State agency personnel and NWTF volunteers worked in the cold to capture and band up to 300 gobblers in each state every winter for four years. More than 3,260 gobblers were banded across all three states.
Research revealed that spring harvest rates for adult gobblers varied from state to state, ranging from 40 percent in Ohio to 38 percent in Pennsylvania and 36 percent in New York. The harvest rate for jakes was lower, averaging half the harvest rate of adult toms. These averages are within the range of harvest rates reported for previous studies in other states. Annual survival estimates for adult gobblers in these states appear to be similar to those observed in other studies too.
To test the reliability of leg band designs, each gobbler received two bands. Turkey trappers placed a rivet band on one leg and a standard “butt-end” band on the other leg. Biologists have observed band loss in all varieties of birds, but wild turkeys seem to be particularly prone to losing bands. Their long legs may provide leverage to open the band. Biologists never before fully analyzed the loss of bands by wild turkeys and this study provided the opportunity to do that.
Loss of the butt-end bands was substantial. Juvenile gobblers seem to be less prone to losing bands, but both jakes and adults lost the standard style bands at unacceptable rates. The researchers published a paper in the Journal of Wildlife Management presenting the findings on band loss for the benefit other wild turkey biologists.
Survival and range
Annual survival rates in the study ranged from 30 to 40 percent for adult gobblers and from 65 to 85 percent for jakes. Older gobblers are more vulnerable to spring harvest than juvenile gobblers. Whether that vulnerability is because of behavioral attributes or hunter selectivity is not known.

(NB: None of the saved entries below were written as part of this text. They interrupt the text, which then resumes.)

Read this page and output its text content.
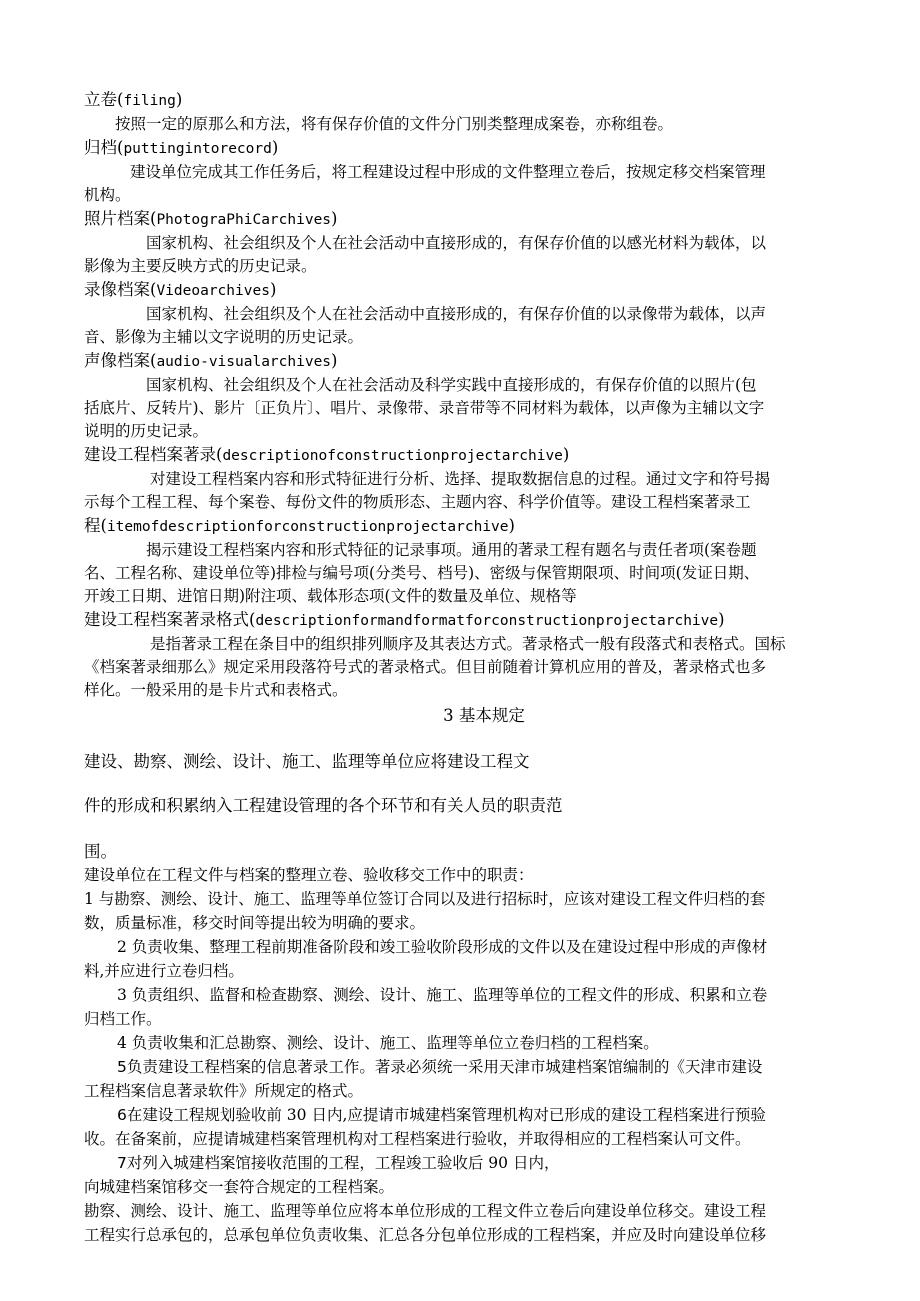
立卷(filing)
按照一定的原那么和方法，将有保存价值的文件分门别类整理成案卷，亦称组卷。
归档(puttingintorecord)
建设单位完成其工作任务后，将工程建设过程中形成的文件整理立卷后，按规定移交档案管理
机构。
照片档案(PhotograPhiCarchives)
国家机构、社会组织及个人在社会活动中直接形成的，有保存价值的以感光材料为载体，以
影像为主要反映方式的历史记录。
录像档案(Videoarchives)
国家机构、社会组织及个人在社会活动中直接形成的，有保存价值的以录像带为载体，以声
音、影像为主辅以文字说明的历史记录。
声像档案(audio-visualarchives)
国家机构、社会组织及个人在社会活动及科学实践中直接形成的，有保存价值的以照片(包
括底片、反转片)、影片〔正负片〕、唱片、录像带、录音带等不同材料为载体，以声像为主辅以文字
说明的历史记录。
建设工程档案著录(descriptionofconstructionprojectarchive)
对建设工程档案内容和形式特征进行分析、选择、提取数据信息的过程。通过文字和符号揭
示每个工程工程、每个案卷、每份文件的物质形态、主题内容、科学价值等。建设工程档案著录工
程(itemofdescriptionforconstructionprojectarchive)
揭示建设工程档案内容和形式特征的记录事项。通用的著录工程有题名与责任者项(案卷题
名、工程名称、建设单位等)排检与编号项(分类号、档号)、密级与保管期限项、时间项(发证日期、
开竣工日期、进馆日期)附注项、载体形态项(文件的数量及单位、规格等
建设工程档案著录格式(descriptionformandformatforconstructionprojectarchive)
是指著录工程在条目中的组织排列顺序及其表达方式。著录格式一般有段落式和表格式。国标
《档案著录细那么》规定采用段落符号式的著录格式。但目前随着计算机应用的普及，著录格式也多
样化。一般采用的是卡片式和表格式。
3 基本规定
建设、勘察、测绘、设计、施工、监理等单位应将建设工程文
件的形成和积累纳入工程建设管理的各个环节和有关人员的职责范
围。
建设单位在工程文件与档案的整理立卷、验收移交工作中的职责：
1 与勘察、测绘、设计、施工、监理等单位签订合同以及进行招标时，应该对建设工程文件归档的套
数，质量标准，移交时间等提出较为明确的要求。
2 负责收集、整理工程前期准备阶段和竣工验收阶段形成的文件以及在建设过程中形成的声像材
料,并应进行立卷归档。
3 负责组织、监督和检查勘察、测绘、设计、施工、监理等单位的工程文件的形成、积累和立卷
归档工作。
4 负责收集和汇总勘察、测绘、设计、施工、监理等单位立卷归档的工程档案。
5负责建设工程档案的信息著录工作。著录必须统一采用天津市城建档案馆编制的《天津市建设
工程档案信息著录软件》所规定的格式。
6在建设工程规划验收前 30 日内,应提请市城建档案管理机构对已形成的建设工程档案进行预验
收。在备案前，应提请城建档案管理机构对工程档案进行验收，并取得相应的工程档案认可文件。
7对列入城建档案馆接收范围的工程，工程竣工验收后 90 日内，
向城建档案馆移交一套符合规定的工程档案。
勘察、测绘、设计、施工、监理等单位应将本单位形成的工程文件立卷后向建设单位移交。建设工程
工程实行总承包的，总承包单位负责收集、汇总各分包单位形成的工程档案，并应及时向建设单位移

Adult toms appear to be more susceptible to other causes of mortality, such as predation. Earlier research using radio telemetry on study areas in Missouri, Kentucky, Georgia and Mississippi documented similar survival rates and mortality factors. The fact that data from this work is comparable to information from other projects lends credibility to the results.
Based on data analysis completed to date, gobbler population estimates are 60,000 to 80,000 in Ohio and between 100,000 and 120,000 each in New York and Pennsylvania. The greatest distance traveled by a banded gobbler in this study was about 16 miles from the capture site. Thirty percent of banded gobblers were harvested more than four miles from where they were caught and banded.
The information generated by this massive undertaking will provide biologists with a greater ability to evaluate the possible impact of changes in hunting seasons and bag limits on gobbler numbers. Knowing the harvest rates and survival potential of gobblers in their respective states will allow state agency biologists to consider options for increasing opportunities for spring hunters.
This study is a fine example of the value of cooperation between wildlife agencies, university researchers and the NWTF conservation staff. — James Earl Kennamer, Ph.D.